Ups and downs

By PrintWeek Team, Monday 29 October 2012

Be the first to comment

Ups and downs

Those print suppliers formerly supplying rail spaces with small-format posters will no doubt have seen a drop in work, while those wide-format printers with the capability to print on a very large scale should have seen an upsurge.

Of course, with such large displays the key is to ensure the creative on display is good enough to capitalise on the prominence it will be given.

“We have to deliver quality; advertising of this size will show up any imperfections, so we make sure all our contractors can deliver on this,” explains Cohen.

This means that for those wide-format printers with an eye on this growing work channel, investment in the best quality production kit is essential.
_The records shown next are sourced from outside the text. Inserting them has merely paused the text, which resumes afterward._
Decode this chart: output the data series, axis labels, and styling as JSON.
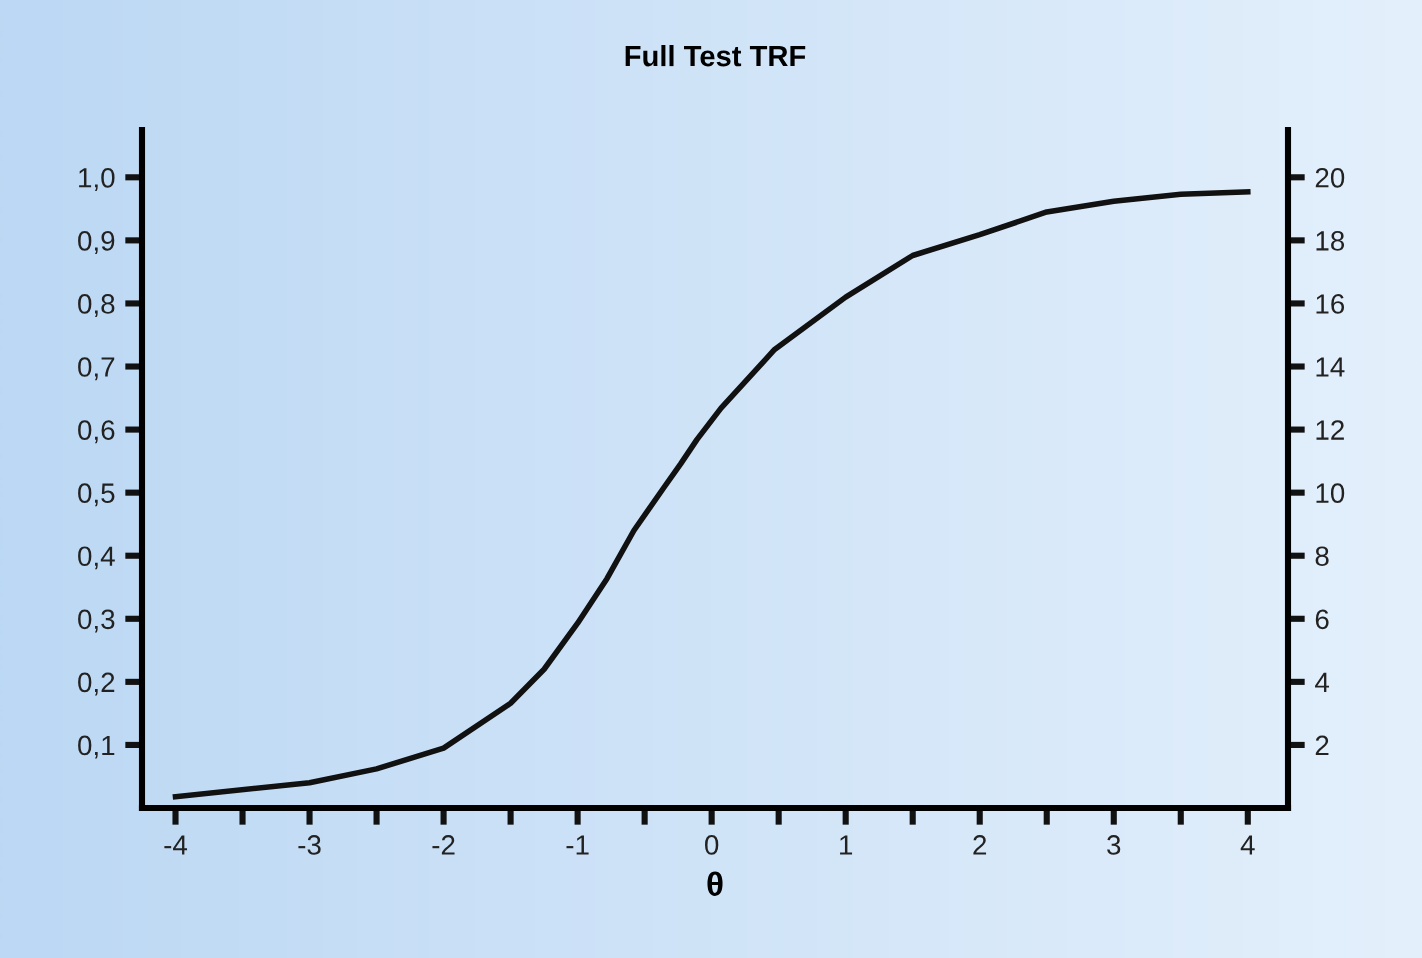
{
  "chart_data": {
    "type": "line",
    "title": "Full Test TRF",
    "xlabel": "θ",
    "x": [
      -4,
      -3,
      -2.5,
      -2,
      -1.5,
      -1.25,
      -1,
      -0.78,
      -0.58,
      -0.36,
      -0.23,
      -0.11,
      0.07,
      0.47,
      1,
      1.5,
      2,
      2.5,
      3,
      3.5,
      4
    ],
    "series": [
      {
        "color": "#111111",
        "values": [
          0.018,
          0.04,
          0.062,
          0.095,
          0.166,
          0.22,
          0.293,
          0.364,
          0.44,
          0.507,
          0.546,
          0.584,
          0.634,
          0.727,
          0.81,
          0.876,
          0.909,
          0.945,
          0.962,
          0.973,
          0.977
        ]
      }
    ],
    "xlim": [
      -4.25,
      4.3
    ],
    "xticks": [
      -4,
      {
        "value": -3.5,
        "label": null
      },
      -3,
      {
        "value": -2.5,
        "label": null
      },
      -2,
      {
        "value": -1.5,
        "label": null
      },
      -1,
      {
        "value": -0.5,
        "label": null
      },
      0,
      {
        "value": 0.5,
        "label": null
      },
      1,
      {
        "value": 1.5,
        "label": null
      },
      2,
      {
        "value": 2.5,
        "label": null
      },
      3,
      {
        "value": 3.5,
        "label": null
      },
      4
    ],
    "ylim": [
      0,
      1.075
    ],
    "yticks": [
      {
        "value": 0.1,
        "label": "0,1"
      },
      {
        "value": 0.2,
        "label": "0,2"
      },
      {
        "value": 0.3,
        "label": "0,3"
      },
      {
        "value": 0.4,
        "label": "0,4"
      },
      {
        "value": 0.5,
        "label": "0,5"
      },
      {
        "value": 0.6,
        "label": "0,6"
      },
      {
        "value": 0.7,
        "label": "0,7"
      },
      {
        "value": 0.8,
        "label": "0,8"
      },
      {
        "value": 0.9,
        "label": "0,9"
      },
      {
        "value": 1.0,
        "label": "1,0"
      }
    ],
    "y2lim": [
      0,
      21.5
    ],
    "y2ticks": [
      2,
      4,
      6,
      8,
      10,
      12,
      14,
      16,
      18,
      20
    ],
    "grid": false,
    "legend": false,
    "marker": "none",
    "line_style": "solid"
  }
}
However, another key consideration that may not be immediately obvious is that printers working in this space often have to be able to install the projects too.
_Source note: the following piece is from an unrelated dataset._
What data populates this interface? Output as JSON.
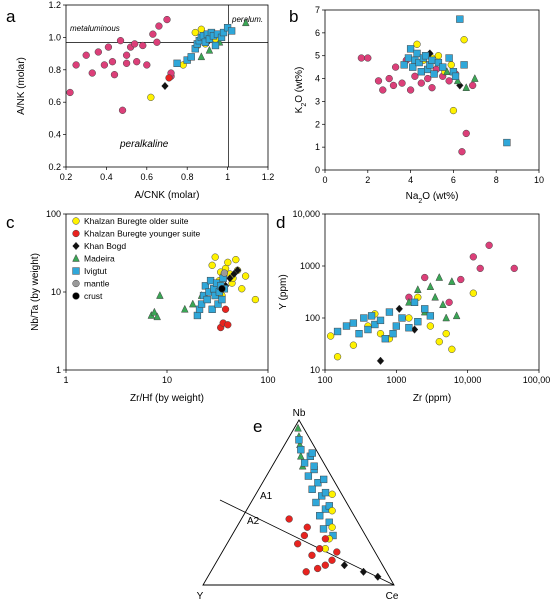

“It’s important that firms have a good crew of workers to help with the installations, as the time we have to put in new displays can be very limited,” explains Cohen.
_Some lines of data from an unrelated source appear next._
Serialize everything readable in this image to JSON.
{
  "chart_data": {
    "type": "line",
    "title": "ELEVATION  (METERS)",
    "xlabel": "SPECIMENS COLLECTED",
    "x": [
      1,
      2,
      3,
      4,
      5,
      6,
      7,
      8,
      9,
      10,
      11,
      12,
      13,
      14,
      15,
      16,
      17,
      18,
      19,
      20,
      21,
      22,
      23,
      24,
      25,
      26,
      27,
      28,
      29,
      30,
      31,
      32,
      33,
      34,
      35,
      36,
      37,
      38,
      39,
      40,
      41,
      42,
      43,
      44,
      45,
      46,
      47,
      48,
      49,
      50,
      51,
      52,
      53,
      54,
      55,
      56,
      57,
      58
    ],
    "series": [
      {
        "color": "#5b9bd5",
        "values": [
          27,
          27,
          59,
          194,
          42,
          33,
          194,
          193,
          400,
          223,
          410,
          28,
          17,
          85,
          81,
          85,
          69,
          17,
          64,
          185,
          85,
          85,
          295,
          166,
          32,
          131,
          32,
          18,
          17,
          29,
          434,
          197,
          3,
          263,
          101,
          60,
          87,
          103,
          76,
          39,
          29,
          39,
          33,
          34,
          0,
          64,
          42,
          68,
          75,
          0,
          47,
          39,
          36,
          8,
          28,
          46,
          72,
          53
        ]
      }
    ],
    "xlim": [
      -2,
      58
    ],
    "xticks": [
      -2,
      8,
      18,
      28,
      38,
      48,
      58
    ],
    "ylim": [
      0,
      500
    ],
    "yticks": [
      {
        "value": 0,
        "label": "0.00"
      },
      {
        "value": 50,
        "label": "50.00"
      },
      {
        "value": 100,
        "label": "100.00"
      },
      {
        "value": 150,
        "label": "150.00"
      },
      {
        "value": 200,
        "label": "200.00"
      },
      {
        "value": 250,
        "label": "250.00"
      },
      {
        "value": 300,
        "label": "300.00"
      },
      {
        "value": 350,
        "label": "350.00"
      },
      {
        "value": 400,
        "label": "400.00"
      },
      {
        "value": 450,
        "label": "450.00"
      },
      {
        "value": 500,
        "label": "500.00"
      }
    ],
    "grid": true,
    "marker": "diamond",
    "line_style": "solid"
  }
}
This point is echoed by Sam Bird, JCDecaux’s director of production and creative solutions, as she explains that while quality is expected as standard, installation is a much trickier issue.

“The print we use is just standard vinyl material, but getting it into the station is the real challenge. We often only have very short timeframes to install the print and because we’re working in stations, the relevant health and safety certifications are vital,” she explains.

The importance of having a good in-house team is something that Andy Wilson, director at Press On Digital Imaging, knows well and is something the industry is starting to understand.

“A few years ago, you’d struggle to find people to help install some projects. But now there are more firms wanting bespoke installations, so there are more workers with the knowledge to carry out these projects, which is making it easier to meet demand,” he explains.



The rail advertising market is booming, but tapping into this sector is not just a matter of running off some vinyl. Here is a quick guide to what you will need.

  • A high-quality press The highest quality is expected as standard. The shift to larger-scale advertising sites brings with it larger exposure, so poor-quality print can be easily noticed and will not be accepted
  • Speed of turnaround Printers in this sector have to deal with extremely fast turnarounds, so having the print speed, front-end and logistical capability to process and deliver orders quickly is essential
  • Installation teams Increasingly, advertisers and site owners are expecting the printer to handle the installation – having an in-house team to install work is now a key part of the service
  • Health and safety Not only should your installation teams be fully trained and accredited for work on railways and/or at height, the material printed on also needs to meet strict H&S criteria.